Turkey’s latest crisis began when Mr. Erdogan’s Islamic AKP — Justice and Development Party — set its eyes on the presidency. The position is largely ceremonial but still carries a certain amount of clout. The Turkish president, who serves a seven-year term, can block laws and official appointments. The president nominates the judges of the Constitutional Court and military advocates.

Winning the presidency would have consolidated the AKP’s power, but also set a precedent in the modern Turkish republic by mixing politics and religion.

Mr. Gul, who is also co-founder of the ruling moderate AKP, however, failed to win the necessary two-thirds majority of the Parliament, or 367 votes in the first round of voting. But a victory by Mr. Gul in a third round was a certain shoo-in, given that he would only need a simple majority to win.

Then there were massive demonstrations in the Turkish capital of Ankara and in its commercial center, Istanbul, with more than 1 million people taking to the streets in protest. And perhaps of greater importance was the not-so-thinly veiled threat from the country’s military — traditional guardians of the Kemalist secularist notion — of having the armed forces intervene.

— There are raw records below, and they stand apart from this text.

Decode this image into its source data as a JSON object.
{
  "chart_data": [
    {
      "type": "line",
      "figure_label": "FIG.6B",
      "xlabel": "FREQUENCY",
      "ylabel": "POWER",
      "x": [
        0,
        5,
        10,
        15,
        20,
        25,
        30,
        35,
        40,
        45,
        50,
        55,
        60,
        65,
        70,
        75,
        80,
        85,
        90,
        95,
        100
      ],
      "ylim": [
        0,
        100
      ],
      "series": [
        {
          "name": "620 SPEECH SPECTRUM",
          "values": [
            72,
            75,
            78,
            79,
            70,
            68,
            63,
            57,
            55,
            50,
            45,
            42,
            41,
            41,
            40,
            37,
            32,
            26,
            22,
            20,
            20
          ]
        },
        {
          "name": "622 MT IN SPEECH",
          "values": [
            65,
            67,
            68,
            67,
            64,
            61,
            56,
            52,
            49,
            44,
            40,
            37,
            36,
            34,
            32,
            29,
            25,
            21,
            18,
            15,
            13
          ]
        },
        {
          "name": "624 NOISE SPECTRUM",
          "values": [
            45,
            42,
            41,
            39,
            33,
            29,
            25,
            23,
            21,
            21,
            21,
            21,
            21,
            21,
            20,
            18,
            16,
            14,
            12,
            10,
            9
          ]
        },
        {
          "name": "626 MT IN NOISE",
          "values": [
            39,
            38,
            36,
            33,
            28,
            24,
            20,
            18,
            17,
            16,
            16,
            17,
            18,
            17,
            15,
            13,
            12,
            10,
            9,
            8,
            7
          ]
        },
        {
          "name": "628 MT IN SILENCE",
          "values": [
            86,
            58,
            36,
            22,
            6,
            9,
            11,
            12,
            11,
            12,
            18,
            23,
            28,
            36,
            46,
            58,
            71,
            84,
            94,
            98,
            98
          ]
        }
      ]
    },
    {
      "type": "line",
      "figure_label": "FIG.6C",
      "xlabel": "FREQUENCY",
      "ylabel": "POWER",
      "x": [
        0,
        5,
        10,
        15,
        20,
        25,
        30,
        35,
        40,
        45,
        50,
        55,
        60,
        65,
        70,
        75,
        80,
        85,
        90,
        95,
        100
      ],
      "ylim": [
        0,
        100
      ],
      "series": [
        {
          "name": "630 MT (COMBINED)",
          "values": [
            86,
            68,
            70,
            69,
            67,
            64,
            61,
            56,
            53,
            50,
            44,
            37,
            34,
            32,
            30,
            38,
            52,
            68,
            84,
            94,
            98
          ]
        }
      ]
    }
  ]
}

Turkish politicians know better than to tempt their military. Turkey’s generals have intervened four times in the last 40 years to protect the secularist Kemalist tenet. Three coups d’etat — in 1960, 1971 and 1980 — brought the military out of their barracks and the politicians into line. The military’s latest incursion into the country’s politics was no later than in 1997, when they forced the resignation of Necmettin Erbakan, the head of government and leader of an Islamic party.

As could be expected, the EU has reacted with alarm to threats by Turkey’s military forces. A military coup at Europe’s doorstep is indeed a frightening prospect. But then again, so is an Islamist state for the vast majority of Europeans.